Today I came across a really interesting blog post that (in part) answered this question for me. The post describes a memo that an unnamed hospitalist physician sent his residents, using Dartmouth Atlas data to compare the cost of care at their hospital to that of two others. The comparison, let us say, was not favorable. Here's how the physician ended his memo:

We are at the top 1% in terms of cost intensity and we use a hell of a lot of specialists...

Bottom line: When it is time for hospitals to take a haircut, even taking into account higher spending in our area -- and this is a reality as well -- we are still inefficient by the gobful. Trust me, people that matter are watching and they know we can do a lot better. Something to keep in mind as we think about how to practice sensibly. More does not equal better and it is only a matter of time before we are requested to step up and get out our `A' game. The folks who will be asking, by the way, won't be bringing cookies.

Here's what I take away from all this:

1. That is one awesome teacher. All teachers should be that honest with their students.

2. Local health care spending (whether it's especially high or especially low) is about to come under some serious scrutiny.
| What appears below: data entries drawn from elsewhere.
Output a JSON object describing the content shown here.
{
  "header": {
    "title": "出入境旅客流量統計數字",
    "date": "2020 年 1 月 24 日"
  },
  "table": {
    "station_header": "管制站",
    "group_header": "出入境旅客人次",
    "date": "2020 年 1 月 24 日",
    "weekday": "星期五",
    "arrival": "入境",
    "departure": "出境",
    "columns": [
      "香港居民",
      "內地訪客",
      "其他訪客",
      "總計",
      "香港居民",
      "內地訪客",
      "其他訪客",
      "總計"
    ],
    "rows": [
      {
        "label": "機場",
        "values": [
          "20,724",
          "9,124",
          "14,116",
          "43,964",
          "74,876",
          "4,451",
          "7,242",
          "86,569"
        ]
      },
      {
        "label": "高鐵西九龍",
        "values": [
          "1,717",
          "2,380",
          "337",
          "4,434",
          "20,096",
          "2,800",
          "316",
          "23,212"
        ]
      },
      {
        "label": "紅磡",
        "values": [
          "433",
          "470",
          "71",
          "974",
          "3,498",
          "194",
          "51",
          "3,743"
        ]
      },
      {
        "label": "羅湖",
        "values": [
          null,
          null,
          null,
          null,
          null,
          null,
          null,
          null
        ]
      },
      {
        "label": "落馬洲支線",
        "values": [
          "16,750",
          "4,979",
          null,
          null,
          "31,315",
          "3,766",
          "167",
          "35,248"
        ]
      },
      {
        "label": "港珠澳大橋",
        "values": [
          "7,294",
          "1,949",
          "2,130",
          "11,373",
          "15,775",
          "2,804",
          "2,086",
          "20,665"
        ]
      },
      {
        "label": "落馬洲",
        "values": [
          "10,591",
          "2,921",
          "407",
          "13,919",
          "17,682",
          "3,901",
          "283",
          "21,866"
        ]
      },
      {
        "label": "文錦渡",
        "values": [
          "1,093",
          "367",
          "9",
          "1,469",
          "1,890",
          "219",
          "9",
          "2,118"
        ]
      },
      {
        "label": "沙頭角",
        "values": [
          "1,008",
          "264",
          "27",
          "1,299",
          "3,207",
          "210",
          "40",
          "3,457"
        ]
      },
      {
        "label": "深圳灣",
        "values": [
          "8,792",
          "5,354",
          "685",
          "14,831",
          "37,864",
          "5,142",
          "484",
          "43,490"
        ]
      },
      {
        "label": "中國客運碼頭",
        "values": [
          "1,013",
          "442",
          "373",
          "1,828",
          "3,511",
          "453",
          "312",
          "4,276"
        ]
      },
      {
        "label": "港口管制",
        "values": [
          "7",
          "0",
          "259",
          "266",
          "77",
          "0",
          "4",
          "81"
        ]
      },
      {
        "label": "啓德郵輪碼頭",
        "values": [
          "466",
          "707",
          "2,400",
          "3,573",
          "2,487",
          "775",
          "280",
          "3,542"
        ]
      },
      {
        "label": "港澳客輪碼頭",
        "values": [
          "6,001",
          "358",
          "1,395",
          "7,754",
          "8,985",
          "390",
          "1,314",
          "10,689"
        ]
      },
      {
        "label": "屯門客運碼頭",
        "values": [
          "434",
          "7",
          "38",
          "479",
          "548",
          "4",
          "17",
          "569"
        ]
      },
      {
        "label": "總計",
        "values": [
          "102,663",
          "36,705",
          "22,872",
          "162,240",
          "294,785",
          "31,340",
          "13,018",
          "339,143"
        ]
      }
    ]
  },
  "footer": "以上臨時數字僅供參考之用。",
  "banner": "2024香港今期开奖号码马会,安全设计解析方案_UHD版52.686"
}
From people like Peter Orszag, and people like Orszag's boss.

3. The people doing the scrutinizing will be relying in part on the Dartmouth Atlas of Health Care, which '"documents glaring variations in how medical resources are distributed and used in the United States."

Anyone can use the Dartmouth Atlas to look up how their state, town, or hospital is doing when it comes to using care efficiently. Is your hospital a big spender? And if so, who's working on fixing that? Go find out. Because people are going to be asking about it, and they won't be bringing cookies.